Hier hat SAP unter der Führung des neuen CEOs Christian Klein hohe Investitionen getätigt, um die nahtlose Inte­gration der Anwendungen zu gewährleisten. Wir sind hier noch nicht perfekt, aber mit den Neuentwicklungen wie beispielsweise Central Finance oder das eben erwähnte IBP zeigen wir doch, wie Integration funktionieren kann. Denn letztendlich ist die einheitliche Plattform das wichtigste Alleinstellungsmerkmal von SAP.
Aber um auf Ihre Frage zurückzukommen: Mit S/4Hana haben wir noch nicht alle Kunden erreicht. Jedoch setzen sich ausnahmslos alle Bestandskunden mit der Frage auseinander, wie ihr Weg zu S/4 aussehen wird.

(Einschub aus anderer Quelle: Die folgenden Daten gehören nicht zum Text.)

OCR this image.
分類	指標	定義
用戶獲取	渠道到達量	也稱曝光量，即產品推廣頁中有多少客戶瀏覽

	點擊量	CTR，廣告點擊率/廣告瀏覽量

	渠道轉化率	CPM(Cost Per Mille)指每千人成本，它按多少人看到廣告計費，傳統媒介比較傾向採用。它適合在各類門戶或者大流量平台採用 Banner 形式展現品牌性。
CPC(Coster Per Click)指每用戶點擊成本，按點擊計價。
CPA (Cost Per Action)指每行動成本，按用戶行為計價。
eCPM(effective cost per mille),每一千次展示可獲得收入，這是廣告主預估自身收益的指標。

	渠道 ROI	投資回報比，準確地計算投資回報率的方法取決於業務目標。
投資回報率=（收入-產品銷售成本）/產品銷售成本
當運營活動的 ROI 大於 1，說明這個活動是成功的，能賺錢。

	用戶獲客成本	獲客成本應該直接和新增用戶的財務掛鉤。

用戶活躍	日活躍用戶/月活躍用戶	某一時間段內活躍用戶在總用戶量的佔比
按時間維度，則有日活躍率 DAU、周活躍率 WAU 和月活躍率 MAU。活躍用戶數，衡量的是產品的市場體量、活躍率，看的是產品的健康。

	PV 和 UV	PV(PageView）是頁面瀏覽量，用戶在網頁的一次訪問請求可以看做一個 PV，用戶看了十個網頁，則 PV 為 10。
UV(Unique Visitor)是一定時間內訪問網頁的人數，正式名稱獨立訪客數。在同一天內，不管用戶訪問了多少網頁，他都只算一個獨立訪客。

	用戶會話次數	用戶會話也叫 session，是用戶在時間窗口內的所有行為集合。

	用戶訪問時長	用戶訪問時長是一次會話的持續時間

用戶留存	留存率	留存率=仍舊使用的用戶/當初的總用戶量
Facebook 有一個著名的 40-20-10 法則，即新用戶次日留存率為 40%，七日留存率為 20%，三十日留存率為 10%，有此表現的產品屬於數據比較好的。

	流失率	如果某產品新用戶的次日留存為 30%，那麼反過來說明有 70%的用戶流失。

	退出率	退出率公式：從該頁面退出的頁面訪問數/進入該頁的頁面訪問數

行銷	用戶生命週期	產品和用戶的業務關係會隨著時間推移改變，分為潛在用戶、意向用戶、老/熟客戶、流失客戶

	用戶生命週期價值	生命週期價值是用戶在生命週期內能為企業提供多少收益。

CW: Sie haben die Partnerschaft mit Microsoft für die Cloud erwähnt. Welche Rolle spielt die Datenhaltung in der Schweiz in den Diskussionen über die Cloud als Plattform für SAP?
Locher-Tjoa: Data Privacy und auch Swissness spielen in der Diskussion mit den Schweizer Kunden eine grosse Rolle. Wir können nun den Kunden zeigen, dass wir diese Bedenken ernst genommen haben. Ob es überall notwendig ist, ist eine ganz andere Frage. Denn die Restriktionen gelten tatsächlich nur für bestimmte Märkte wie Healthcare oder öffentliche Verwaltungen.
Über die generellen Bedenken hinsichtlich Cloud wegen des möglichen Kontrollverlustes sind wir allerdings hinweg. Wenn die Daten in ein Rechenzentrum ausgelagert werden, in dem die höchsten Sicherheitsstandards gelten, ist das Vertrauen der Kunden mittlerweile vorhanden.